5, the TTL default is 2147483647 that is: Integer. The Max_value value is probably 68. This parameter is a description of the column family data survival time is the life cycle unit of the data is written in the writing unit is MS is wrong. This parameter can be set to live on the data according to the specific requirements, the data beyond the time of storage will not be displayed in the table, the next time major compact and then completely delete the data Why delete data in the next major compact, which will be described in detail later. Note that after the TTL setting MIN_VERSIONS=> ' 0 ', after the TTL timestamp expires, all the data under the family will be completely erased if min_versions Not equal to 0 that will keep the latest min_versions version of the data, all other deletions, such as min_versions=> ' 1 ' will keep a current version of the data, other versions of the data will no longer be saved. 6. Describe ' table ' This command looks at the parameters of the CREATE table or is the default value. 7. Disable_all ' toplist.* ' Disable_all supports regular expressions, and lists the following tables for the current match: toplist_a_total_1001 , &NB Sp , &NB Sp , &NB Sp toplist_a_total_1002
toplist_a_total_1008
toplist_a_total_1009
toplist_a_total_1019
toplist_a_total_1035 ... Disable the above tables (y/n)? And give a confirmation prompt 8, drop_all This command and Disable_all use the same way 9, HBase table pre-partitioning that is, manual partitioning
By default, a region partition is created automatically when the HBase table is created, and when the data is imported, all HBase clients write data to this region until the region is large enough to slice.

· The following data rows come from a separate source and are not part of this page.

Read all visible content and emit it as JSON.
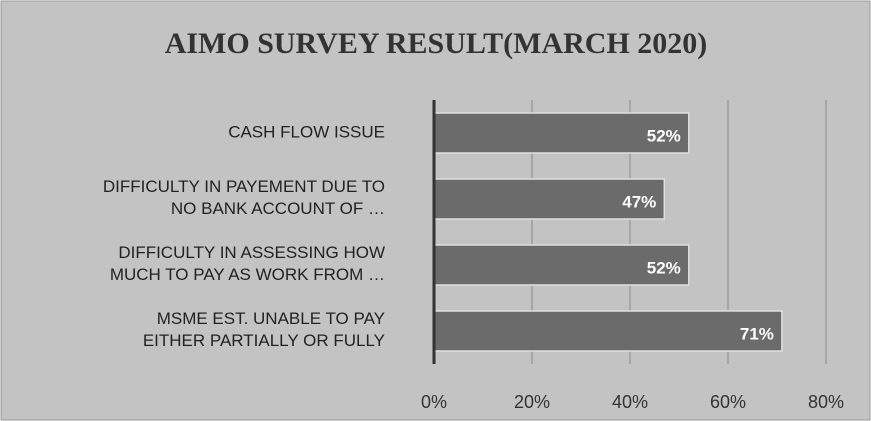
{
  "chart_data": {
    "type": "bar",
    "orientation": "horizontal",
    "title": "AIMO SURVEY RESULT(MARCH 2020)",
    "categories": [
      "CASH FLOW ISSUE",
      "DIFFICULTY IN PAYEMENT DUE TO\nNO BANK ACCOUNT OF      …",
      "DIFFICULTY IN ASSESSING HOW\nMUCH TO PAY AS WORK FROM      …",
      "MSME EST. UNABLE TO PAY\nEITHER PARTIALLY OR FULLY"
    ],
    "values": [
      52,
      47,
      52,
      71
    ],
    "value_labels": [
      "52%",
      "47%",
      "52%",
      "71%"
    ],
    "color": "#6b6b6b",
    "xlim": [
      0,
      80
    ],
    "xticks": [
      {
        "value": 0,
        "label": "0%"
      },
      {
        "value": 20,
        "label": "20%"
      },
      {
        "value": 40,
        "label": "40%"
      },
      {
        "value": 60,
        "label": "60%"
      },
      {
        "value": 80,
        "label": "80%"
      }
    ],
    "grid": true
  }
}
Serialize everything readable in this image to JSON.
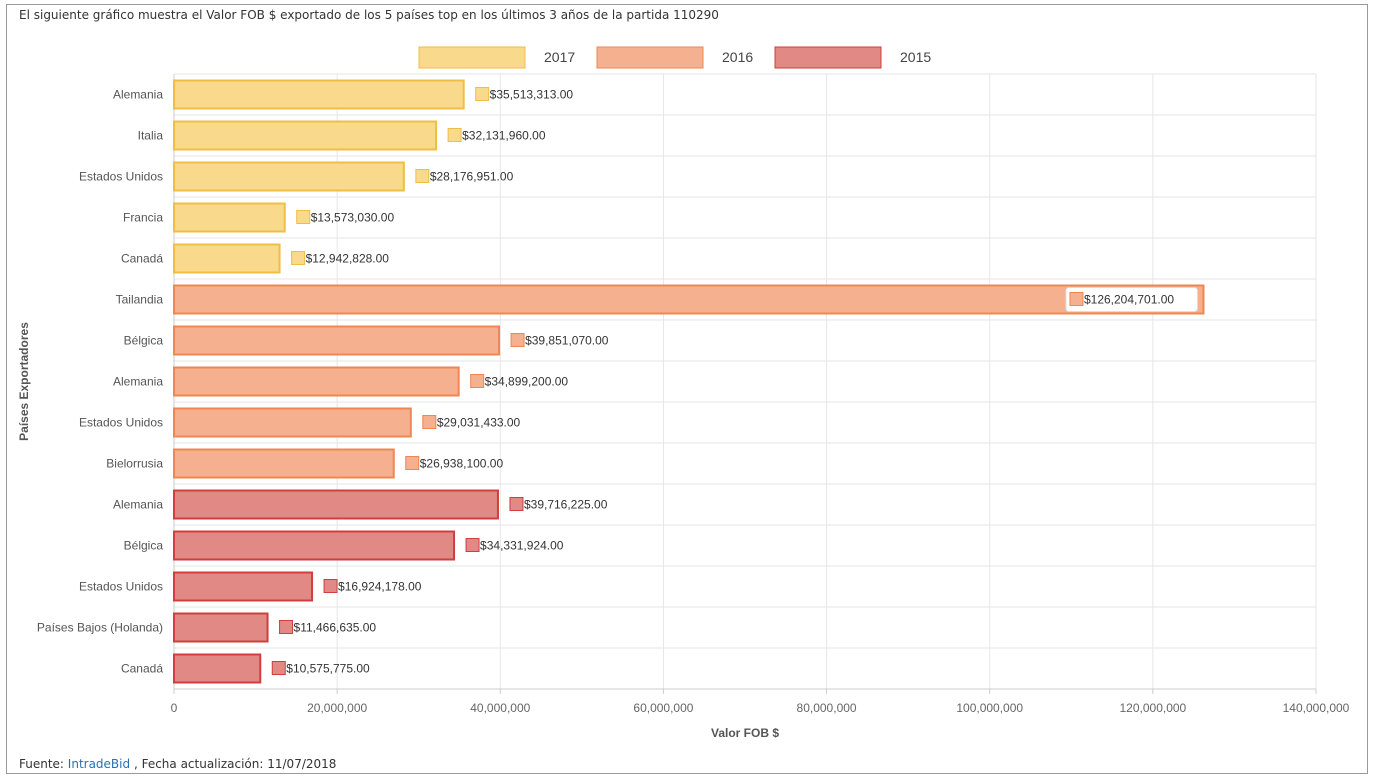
{
  "caption": "El siguiente gráfico muestra el Valor FOB $ exportado de los 5 países top en los últimos 3 años de la partida 110290",
  "footer": {
    "prefix": "Fuente: ",
    "link_text": "IntradeBid",
    "suffix": " , Fecha actualización: 11/07/2018"
  },
  "colors": {
    "2017": {
      "fill": "#f9d98c",
      "stroke": "#f0bd45"
    },
    "2016": {
      "fill": "#f5b08f",
      "stroke": "#ee8752"
    },
    "2015": {
      "fill": "#e08985",
      "stroke": "#cf3f3f"
    },
    "grid": "#e6e6e6"
  },
  "chart_data": {
    "type": "bar",
    "orientation": "horizontal",
    "title": "",
    "xlabel": "Valor FOB $",
    "ylabel": "Países Exportadores",
    "xlim": [
      0,
      140000000
    ],
    "xticks": [
      0,
      20000000,
      40000000,
      60000000,
      80000000,
      100000000,
      120000000,
      140000000
    ],
    "xtick_labels": [
      "0",
      "20,000,000",
      "40,000,000",
      "60,000,000",
      "80,000,000",
      "100,000,000",
      "120,000,000",
      "140,000,000"
    ],
    "grid": true,
    "legend_position": "top-center",
    "legend": [
      "2017",
      "2016",
      "2015"
    ],
    "bars": [
      {
        "category": "Alemania",
        "series": "2017",
        "value": 35513313.0,
        "label": "$35,513,313.00"
      },
      {
        "category": "Italia",
        "series": "2017",
        "value": 32131960.0,
        "label": "$32,131,960.00"
      },
      {
        "category": "Estados Unidos",
        "series": "2017",
        "value": 28176951.0,
        "label": "$28,176,951.00"
      },
      {
        "category": "Francia",
        "series": "2017",
        "value": 13573030.0,
        "label": "$13,573,030.00"
      },
      {
        "category": "Canadá",
        "series": "2017",
        "value": 12942828.0,
        "label": "$12,942,828.00"
      },
      {
        "category": "Tailandia",
        "series": "2016",
        "value": 126204701.0,
        "label": "$126,204,701.00"
      },
      {
        "category": "Bélgica",
        "series": "2016",
        "value": 39851070.0,
        "label": "$39,851,070.00"
      },
      {
        "category": "Alemania",
        "series": "2016",
        "value": 34899200.0,
        "label": "$34,899,200.00"
      },
      {
        "category": "Estados Unidos",
        "series": "2016",
        "value": 29031433.0,
        "label": "$29,031,433.00"
      },
      {
        "category": "Bielorrusia",
        "series": "2016",
        "value": 26938100.0,
        "label": "$26,938,100.00"
      },
      {
        "category": "Alemania",
        "series": "2015",
        "value": 39716225.0,
        "label": "$39,716,225.00"
      },
      {
        "category": "Bélgica",
        "series": "2015",
        "value": 34331924.0,
        "label": "$34,331,924.00"
      },
      {
        "category": "Estados Unidos",
        "series": "2015",
        "value": 16924178.0,
        "label": "$16,924,178.00"
      },
      {
        "category": "Países Bajos (Holanda)",
        "series": "2015",
        "value": 11466635.0,
        "label": "$11,466,635.00"
      },
      {
        "category": "Canadá",
        "series": "2015",
        "value": 10575775.0,
        "label": "$10,575,775.00"
      }
    ]
  }
}
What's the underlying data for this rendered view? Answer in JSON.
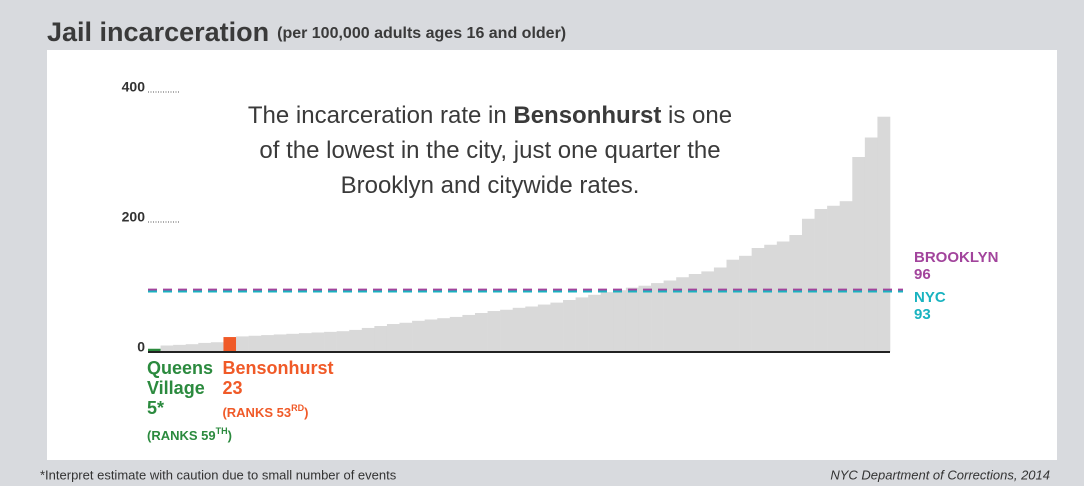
{
  "chart_data": {
    "type": "bar",
    "title": "Jail incarceration",
    "subtitle": "(per 100,000 adults ages 16 and older)",
    "annotation": [
      [
        "The incarceration rate in ",
        "Bensonhurst",
        " is one"
      ],
      [
        "of the lowest in the city, just one quarter the"
      ],
      [
        "Brooklyn and citywide rates."
      ]
    ],
    "ylim": [
      0,
      400
    ],
    "yticks": [
      0,
      200,
      400
    ],
    "color": "#d9d9d9",
    "categories": [
      "Queens Village",
      null,
      null,
      null,
      null,
      null,
      "Bensonhurst",
      null,
      null,
      null,
      null,
      null,
      null,
      null,
      null,
      null,
      null,
      null,
      null,
      null,
      null,
      null,
      null,
      null,
      null,
      null,
      null,
      null,
      null,
      null,
      null,
      null,
      null,
      null,
      null,
      null,
      null,
      null,
      null,
      null,
      null,
      null,
      null,
      null,
      null,
      null,
      null,
      null,
      null,
      null,
      null,
      null,
      null,
      null,
      null,
      null,
      null,
      null,
      null
    ],
    "values": [
      5,
      10,
      11,
      12,
      14,
      15,
      23,
      24,
      25,
      26,
      27,
      28,
      29,
      30,
      31,
      32,
      34,
      37,
      40,
      43,
      45,
      48,
      50,
      52,
      54,
      57,
      60,
      63,
      65,
      68,
      70,
      73,
      76,
      80,
      84,
      88,
      92,
      95,
      99,
      102,
      106,
      110,
      115,
      120,
      124,
      130,
      142,
      148,
      160,
      165,
      170,
      180,
      205,
      220,
      225,
      232,
      300,
      330,
      362
    ],
    "value_labels": [
      "5*",
      null,
      null,
      null,
      null,
      null,
      "23",
      null,
      null,
      null,
      null,
      null,
      null,
      null,
      null,
      null,
      null,
      null,
      null,
      null,
      null,
      null,
      null,
      null,
      null,
      null,
      null,
      null,
      null,
      null,
      null,
      null,
      null,
      null,
      null,
      null,
      null,
      null,
      null,
      null,
      null,
      null,
      null,
      null,
      null,
      null,
      null,
      null,
      null,
      null,
      null,
      null,
      null,
      null,
      null,
      null,
      null,
      null,
      null
    ],
    "rank_labels": [
      [
        "(RANKS 59",
        "TH",
        ")"
      ],
      null,
      null,
      null,
      null,
      null,
      [
        "(RANKS 53",
        "RD",
        ")"
      ],
      null,
      null,
      null,
      null,
      null,
      null,
      null,
      null,
      null,
      null,
      null,
      null,
      null,
      null,
      null,
      null,
      null,
      null,
      null,
      null,
      null,
      null,
      null,
      null,
      null,
      null,
      null,
      null,
      null,
      null,
      null,
      null,
      null,
      null,
      null,
      null,
      null,
      null,
      null,
      null,
      null,
      null,
      null,
      null,
      null,
      null,
      null,
      null,
      null,
      null,
      null,
      null
    ],
    "highlight_colors": [
      "#2b8a3e",
      null,
      null,
      null,
      null,
      null,
      "#f05a28",
      null,
      null,
      null,
      null,
      null,
      null,
      null,
      null,
      null,
      null,
      null,
      null,
      null,
      null,
      null,
      null,
      null,
      null,
      null,
      null,
      null,
      null,
      null,
      null,
      null,
      null,
      null,
      null,
      null,
      null,
      null,
      null,
      null,
      null,
      null,
      null,
      null,
      null,
      null,
      null,
      null,
      null,
      null,
      null,
      null,
      null,
      null,
      null,
      null,
      null,
      null,
      null
    ],
    "reference_lines": [
      {
        "name": "BROOKLYN",
        "value": 96,
        "color": "#a2449c"
      },
      {
        "name": "NYC",
        "value": 93,
        "color": "#19b3c0"
      }
    ],
    "note": "*Interpret estimate with caution due to small number of events",
    "source": "NYC Department of Corrections, 2014"
  }
}
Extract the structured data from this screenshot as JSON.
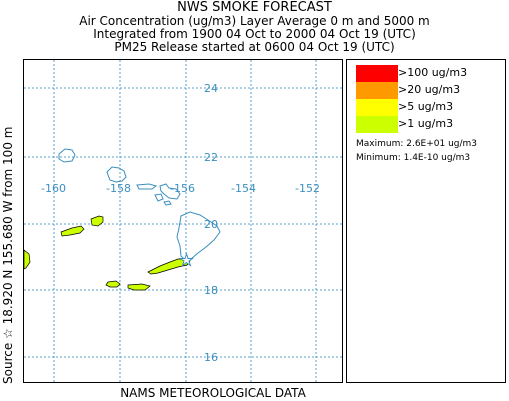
{
  "header": {
    "title": "NWS SMOKE FORECAST",
    "line2": "Air Concentration (ug/m3) Layer Average    0 m and  5000 m",
    "line3": "Integrated from 1900 04 Oct to 2000 04 Oct 19 (UTC)",
    "line4": "PM25 Release started at 0600 04 Oct 19 (UTC)"
  },
  "map": {
    "latitudes": [
      "24",
      "22",
      "20",
      "18",
      "16"
    ],
    "longitudes": [
      "-160",
      "-158",
      "-156",
      "-154",
      "-152"
    ],
    "gridline_color": "#5aa0cc",
    "coastline_color": "#3b8fc0",
    "plume_fill": "#ccff00"
  },
  "legend": {
    "items": [
      {
        "label": ">100 ug/m3",
        "color": "#ff0000"
      },
      {
        "label": ">20 ug/m3",
        "color": "#ff9900"
      },
      {
        "label": ">5 ug/m3",
        "color": "#ffff00"
      },
      {
        "label": ">1 ug/m3",
        "color": "#ccff00"
      }
    ],
    "maximum": "Maximum: 2.6E+01 ug/m3",
    "minimum": "Minimum: 1.4E-10 ug/m3"
  },
  "side_label": "Source ☆  18.920 N 155.680  W      from  100 m",
  "footer": "NAMS METEOROLOGICAL DATA"
}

One way to speed up bulk write is by pre-creating some empty regions, so that when data is written to HBase, the data is load-balanced within the cluster according to the region partitioning situation. How to use: Create ' t1 ', ' F1 ', {numregions = Splitalgo ' Hexstringsplit '} How to use the API hbase org.apache.hadoop.hbase.util.RegionSplitter test_table hexstringsplit-c 10- F info parameters easy to read test_table is the table name HexStringSplit is split mode-C is divided into 10 region-f Yes family This allows the table to be pre-divided into 10 zones, reducing the time to automatically partition the data to reach the storefile size, and with one advantage, is the reasonable design rowkey can make each region's concurrent requests The average distribution (tends to be uniform) makes the IO efficiency highest, but the pre-partitioning needs to set the filesize to a larger value, which parameter is set hbase.hregion.max.filesize this value defaults to 10G, which means that a single region The default size is 10G This value occurs from 0.90 to 0.92 to 0.94.3 from 256m--1g--10g, which modifies this value according to its own requirements. But if the MapReduce input type is tableinputformat using HBase as input, be aware that each region is a map, and if the data is less than 10G, then only one map will be enabled. Cause a lot of waste of resources, you can consider the appropriate adjustment of the parameterThe value of a number, or a pre-allocated region, and set Hbase.hregion.max.filesize to a relatively large value, not easy to reach the value of such as 1000G, detect if this value is reached, and then manually assigned region.
The previous talk about why the compact has set the TTL beyond the time of survival disappears and how it disappears. Is it deleted? Which parameters were removed by the. We're going to talk about HBase compact.